Op-Ed
Editor, a recent intergovernmental panel on climate change IPCC special report notes that the current global warming 1.5°C is more likely to reach 20°C by 2100 posing severe threats to climate change. This implies that the world will experience extreme temperature and rainfall averages leading to prolonged and frequent periods of drought and floods.
These weather vagaries such as drought and flooding affects mostly women because of their roles in the household management as caregivers and providers of food and fuel, increasing their vulnerability to health issues, gender based violence and reduced opportunities.
In many regions, women bear a disproportionate responsibility for securing food, water and fuel for their families. When these resources become scarce due to the changing climate, women must work hard and travel farther. This puts added pressure on girls who sometimes have to leave school to help their mothers manage the increased burden.

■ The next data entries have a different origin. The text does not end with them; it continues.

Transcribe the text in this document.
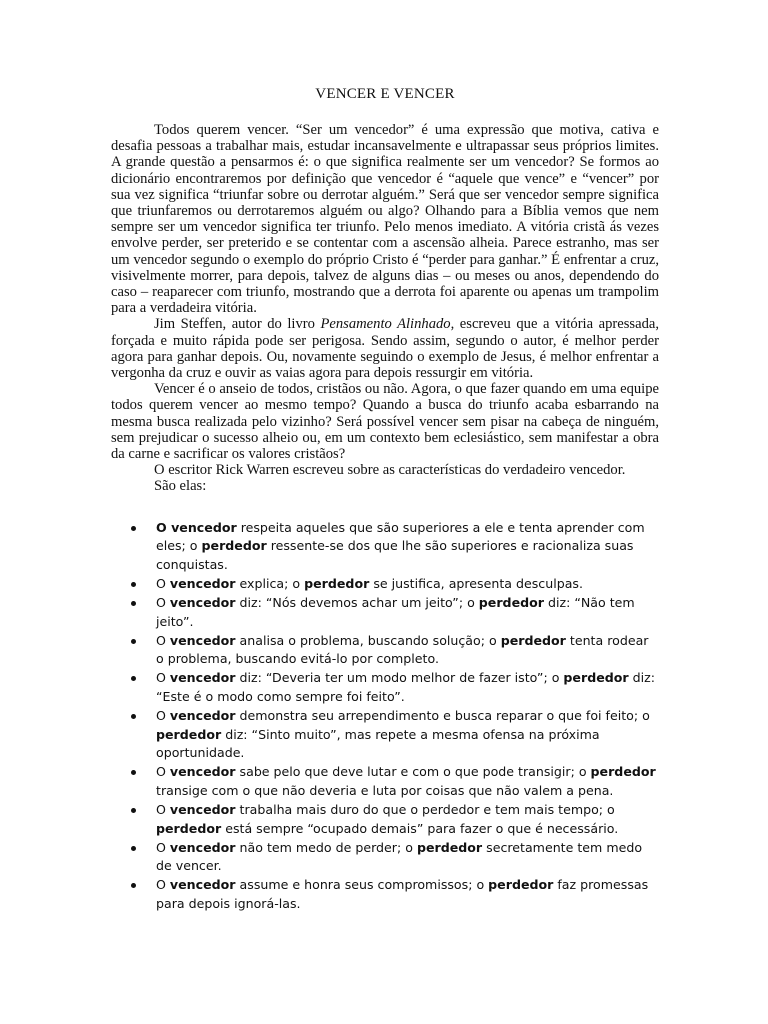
VENCER E VENCER

Todos querem vencer. “Ser um vencedor” é uma expressão que motiva, cativa e desafia pessoas a trabalhar mais, estudar incansavelmente e ultrapassar seus próprios limites. A grande questão a pensarmos é: o que significa realmente ser um vencedor? Se formos ao dicionário encontraremos por definição que vencedor é “aquele que vence” e “vencer” por sua vez significa “triunfar sobre ou derrotar alguém.” Será que ser vencedor sempre significa que triunfaremos ou derrotaremos alguém ou algo? Olhando para a Bíblia vemos que nem sempre ser um vencedor significa ter triunfo. Pelo menos imediato. A vitória cristã ás vezes envolve perder, ser preterido e se contentar com a ascensão alheia. Parece estranho, mas ser um vencedor segundo o exemplo do próprio Cristo é “perder para ganhar.” É enfrentar a cruz, visivelmente morrer, para depois, talvez de alguns dias – ou meses ou anos, dependendo do caso – reaparecer com triunfo, mostrando que a derrota foi aparente ou apenas um trampolim para a verdadeira vitória.

Jim Steffen, autor do livro Pensamento Alinhado, escreveu que a vitória apressada, forçada e muito rápida pode ser perigosa. Sendo assim, segundo o autor, é melhor perder agora para ganhar depois. Ou, novamente seguindo o exemplo de Jesus, é melhor enfrentar a vergonha da cruz e ouvir as vaias agora para depois ressurgir em vitória.

Vencer é o anseio de todos, cristãos ou não. Agora, o que fazer quando em uma equipe todos querem vencer ao mesmo tempo? Quando a busca do triunfo acaba esbarrando na mesma busca realizada pelo vizinho? Será possível vencer sem pisar na cabeça de ninguém, sem prejudicar o sucesso alheio ou, em um contexto bem eclesiástico, sem manifestar a obra da carne e sacrificar os valores cristãos?

O escritor Rick Warren escreveu sobre as características do verdadeiro vencedor.

São elas:

O vencedor respeita aqueles que são superiores a ele e tenta aprender com eles; o perdedor ressente-se dos que lhe são superiores e racionaliza suas conquistas.
O vencedor explica; o perdedor se justifica, apresenta desculpas.
O vencedor diz: “Nós devemos achar um jeito”; o perdedor diz: “Não tem jeito”.
O vencedor analisa o problema, buscando solução; o perdedor tenta rodear o problema, buscando evitá-lo por completo.
O vencedor diz: “Deveria ter um modo melhor de fazer isto”; o perdedor diz: “Este é o modo como sempre foi feito”.
O vencedor demonstra seu arrependimento e busca reparar o que foi feito; o perdedor diz: “Sinto muito”, mas repete a mesma ofensa na próxima oportunidade.
O vencedor sabe pelo que deve lutar e com o que pode transigir; o perdedor transige com o que não deveria e luta por coisas que não valem a pena.
O vencedor trabalha mais duro do que o perdedor e tem mais tempo; o perdedor está sempre “ocupado demais” para fazer o que é necessário.
O vencedor não tem medo de perder; o perdedor secretamente tem medo de vencer.
O vencedor assume e honra seus compromissos; o perdedor faz promessas para depois ignorá-las.
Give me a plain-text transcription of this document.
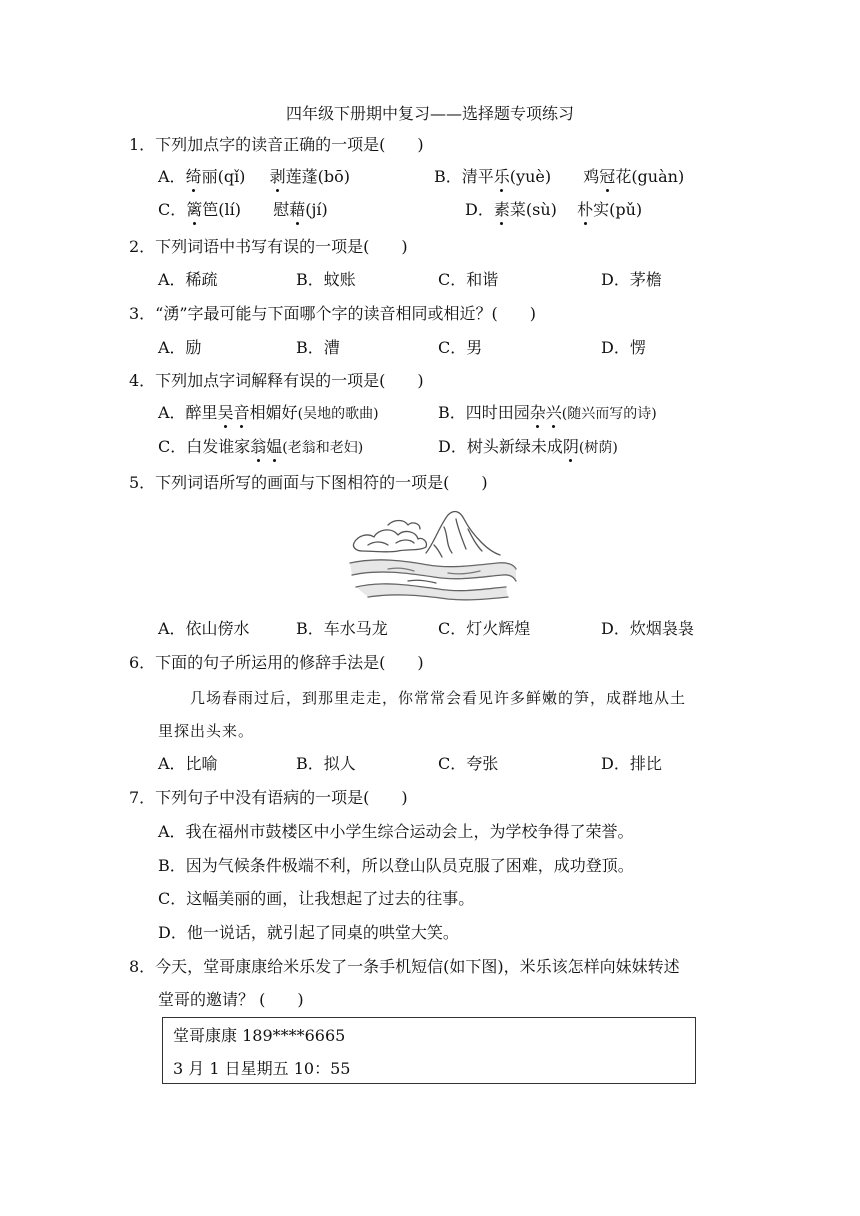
四年级下册期中复习——选择题专项练习
1．下列加点字的读音正确的一项是(　　)
A．绮丽(qǐ) 剥莲蓬(bō)	B．清平乐(yuè) 鸡冠花(guàn)
C．篱笆(lí) 慰藉(jí)	D．素菜(sù) 朴实(pǔ)
2．下列词语中书写有误的一项是(　　)
A．稀疏	B．蚊账	C．和谐	D．茅檐
3．“湧”字最可能与下面哪个字的读音相同或相近？(　　)
A．励	B．漕	C．男	D．愣
4．下列加点字词解释有误的一项是(　　)
A．醉里吴音相媚好(吴地的歌曲)	B．四时田园杂兴(随兴而写的诗)
C．白发谁家翁媪(老翁和老妇)	D．树头新绿未成阴(树荫)
5．下列词语所写的画面与下图相符的一项是(　　)
A．依山傍水	B．车水马龙	C．灯火辉煌	D．炊烟袅袅
6．下面的句子所运用的修辞手法是(　　)
几场春雨过后，到那里走走，你常常会看见许多鲜嫩的笋，成群地从土
里探出头来。
A．比喻	B．拟人	C．夸张	D．排比
7．下列句子中没有语病的一项是(　　)
A．我在福州市鼓楼区中小学生综合运动会上，为学校争得了荣誉。
B．因为气候条件极端不利，所以登山队员克服了困难，成功登顶。
C．这幅美丽的画，让我想起了过去的往事。
D．他一说话，就引起了同桌的哄堂大笑。
8．今天，堂哥康康给米乐发了一条手机短信(如下图)，米乐该怎样向妹妹转述
堂哥的邀请？ (　　)
堂哥康康 189****6665
3 月 1 日星期五 10：55
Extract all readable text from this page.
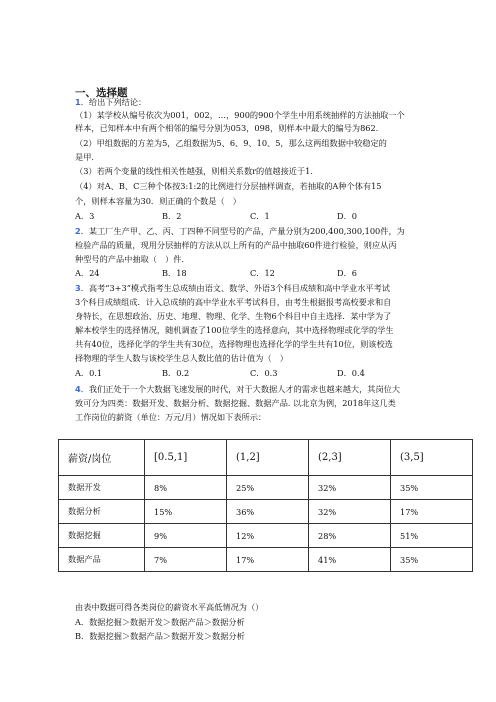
一、选择题
1．给出下列结论：
（1）某学校从编号依次为001，002，…，900的900个学生中用系统抽样的方法抽取一个
样本，已知样本中有两个相邻的编号分别为053，098，则样本中最大的编号为862．
（2）甲组数据的方差为5，乙组数据为5、6、9、10、5，那么这两组数据中较稳定的
是甲．
（3）若两个变量的线性相关性越强，则相关系数r的值越接近于1．
（4）对A、B、C三种个体按3:1:2的比例进行分层抽样调查，若抽取的A种个体有15
个，则样本容量为30．则正确的个数是（　）
A．3	B．2	C．1	D．0
2．某工厂生产甲、乙、丙、丁四种不同型号的产品，产量分别为200,400,300,100件，为
检验产品的质量，现用分层抽样的方法从以上所有的产品中抽取60件进行检验，则应从丙
种型号的产品中抽取（　）件．
A．24	B．18	C．12	D．6
3．高考“3+3”模式指考生总成绩由语文、数学、外语3个科目成绩和高中学业水平考试
3个科目成绩组成．计入总成绩的高中学业水平考试科目，由考生根据报考高校要求和自
身特长，在思想政治、历史、地理、物理、化学、生物6个科目中自主选择．某中学为了
解本校学生的选择情况，随机调查了100位学生的选择意向，其中选择物理或化学的学生
共有40位，选择化学的学生共有30位，选择物理也选择化学的学生共有10位，则该校选
择物理的学生人数与该校学生总人数比值的估计值为（　）
A．0.1	B．0.2	C．0.3	D．0.4
4．我们正处于一个大数据飞速发展的时代，对于大数据人才的需求也越来越大，其岗位大
致可分为四类：数据开发、数据分析、数据挖掘、数据产品. 以北京为例，2018年这几类
工作岗位的薪资（单位：万元/月）情况如下表所示：
薪资/岗位	[0.5,1]	(1,2]	(2,3]	(3,5]
数据开发	8%	25%	32%	35%
数据分析	15%	36%	32%	17%
数据挖掘	9%	12%	28%	51%
数据产品	7%	17%	41%	35%
由表中数据可得各类岗位的薪资水平高低情况为（）
A．数据挖掘＞数据开发＞数据产品＞数据分析
B．数据挖掘＞数据产品＞数据开发＞数据分析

Due to gendered power inequalities, harmful social norms and social vulnerabilities in many settings, women are more likely than men to experience increases in violence or die during and in the aftermath extreme weather events or climate related effects. During the emergencies such as conflicts and disasters, women are at a high risk of GBV because of the crisis in the family as well as due to sudden breakdown of family and community structures a rising from forced displacement. Women’s role is not understood, many of their challenges are not well represented in the key decision making yet they are the ones to face and respond to climate change.
As more data and research reveal the connections between gender, social equity and climate change, it is time to talk about how climate change impacts women and girls, why gender equity is key to global climate action and how we must support solutions for women by women because they bear a disproportionate burden due to their vulnerabilities stem from socio economic factors such as poverty, societal norms and cultural responsibilities. Despite these challenges, women often encounter limited access to resources, opportunities and decision making authority.
The Paris agreement acknowledges the importance of gender equality and women’s empowerment in the fight against climate change and to achieve the recommendations in this agreement, women have to be at the forefront. We need to involve more of them in tree planting in their homes, sensitize them on the clean cooking technologies to enable them mitigate climate change.
Since women are often deeply connected to their communities and understand the local environmental challenges, it is crucial to engage them in climate solution decision making to strengthen their resilience in order to help them reduce their vulnerability to climate change. This will help them become leaders in climate action and enhancing their role in driving solutions to climate challenges, elevate their voices in the fight for climatic sustainable and equitable future for all. Women’s involvement in climate adaptation is not only beneficial but essential for the wellbeing of our planet.
By Olive Atuhaire,
The writer is a Ugandan Climate Activist.